Rather than the self-reporting so many of these experiments have relied upon, this study used nationally representative data from British teens and their parents alongside official EU and US ratings of game violence. The findings were published in Royal Society Open Science, and pretty definitive in their conclusions. Professor Andrew Przybylski, Director of Research at the Oxford Internet Institute, commented on the findings, and the possible reasons this dead horse has been flogged for so very long.
“The idea that violent video games drive real-world aggression is a popular one, but it hasn’t tested very well over time. Despite interest in the topic by parents and policy-makers, the research has not demonstrated that there is cause for concern,” Przybylski was quoted as saying on the research. “Part of the problem in technology research is that there are many ways to analyse the same data, which will produce different results. A cherry-picked result can add undue weight to the moral panic surrounding video games. The registered study approach is a safe-guard against this.”
Bias in previous studies
His co-author, Dr Netta Weinstein of Cardiff University, echoes the sentiment that gamers have long held, confirming that bias and prejudice is the main, if not only way you could hold the view games and real world violence were connected. “Our findings suggest that researcher biases might have influenced previous studies on this topic, and have distorted our understanding of the effects of video games,” she said on the study.
The study used a combination of subjective and objective data to measure teen aggression and violence in games, putting it way ahead of other such ‘scientific’ studies on the topic. Unlike previous research on the topic, which relied heavily on self-reported data from teenagers, the study used information from parents and carers to judge the level of aggressive behaviour in their children, rather than simply asking teenage boys and girls how angry they were.

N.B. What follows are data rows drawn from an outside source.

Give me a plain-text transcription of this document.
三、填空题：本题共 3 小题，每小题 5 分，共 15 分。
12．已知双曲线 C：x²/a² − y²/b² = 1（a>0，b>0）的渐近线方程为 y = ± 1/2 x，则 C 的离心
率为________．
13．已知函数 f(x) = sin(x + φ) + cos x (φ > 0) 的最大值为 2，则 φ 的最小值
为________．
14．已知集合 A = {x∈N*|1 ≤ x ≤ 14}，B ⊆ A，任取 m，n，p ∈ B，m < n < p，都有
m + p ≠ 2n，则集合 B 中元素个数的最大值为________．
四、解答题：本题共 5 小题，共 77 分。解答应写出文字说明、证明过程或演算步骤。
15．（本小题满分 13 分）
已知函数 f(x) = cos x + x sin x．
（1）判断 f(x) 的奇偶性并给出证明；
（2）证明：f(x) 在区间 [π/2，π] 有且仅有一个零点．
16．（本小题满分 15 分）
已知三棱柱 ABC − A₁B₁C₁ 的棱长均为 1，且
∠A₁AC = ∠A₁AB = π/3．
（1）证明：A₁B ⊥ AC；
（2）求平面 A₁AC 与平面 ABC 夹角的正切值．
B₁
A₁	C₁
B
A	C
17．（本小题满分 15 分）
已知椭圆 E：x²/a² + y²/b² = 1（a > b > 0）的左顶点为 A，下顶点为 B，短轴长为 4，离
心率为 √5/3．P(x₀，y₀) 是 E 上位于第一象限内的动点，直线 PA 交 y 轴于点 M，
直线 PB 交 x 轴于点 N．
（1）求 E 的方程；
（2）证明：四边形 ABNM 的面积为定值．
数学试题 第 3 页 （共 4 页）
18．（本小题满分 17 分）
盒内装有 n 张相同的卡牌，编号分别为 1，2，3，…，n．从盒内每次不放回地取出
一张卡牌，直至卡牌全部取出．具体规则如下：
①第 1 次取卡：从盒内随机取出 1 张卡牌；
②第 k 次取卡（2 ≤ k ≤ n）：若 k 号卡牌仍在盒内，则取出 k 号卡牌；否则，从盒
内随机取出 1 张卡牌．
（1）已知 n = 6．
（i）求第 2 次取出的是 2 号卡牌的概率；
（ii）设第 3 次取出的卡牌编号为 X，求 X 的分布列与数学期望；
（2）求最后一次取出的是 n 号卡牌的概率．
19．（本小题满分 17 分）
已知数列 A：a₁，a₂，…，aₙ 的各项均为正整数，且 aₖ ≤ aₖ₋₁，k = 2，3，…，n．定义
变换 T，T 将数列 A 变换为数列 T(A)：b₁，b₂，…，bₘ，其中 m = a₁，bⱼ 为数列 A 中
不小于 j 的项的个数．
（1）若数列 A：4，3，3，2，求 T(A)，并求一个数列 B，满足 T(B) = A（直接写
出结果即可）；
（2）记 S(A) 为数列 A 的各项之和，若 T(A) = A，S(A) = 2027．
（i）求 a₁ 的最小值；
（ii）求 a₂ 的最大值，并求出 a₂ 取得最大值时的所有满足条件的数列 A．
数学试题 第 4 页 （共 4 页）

Whether this has a real effect remains to be seen, but one thing we can be sure of is the fact that there is no scientific link between the two phenomena, and anyone suggesting such is guilty of prejudice. What drives that hatred of gamers is another topic entirely, and maybe a good subject for Oxford’s next work, but for now we’ll have to make do with empirical proof that games are not making kids angry, causing violent crime, and so on, which we all already knew, but it’s nice to be able to prove.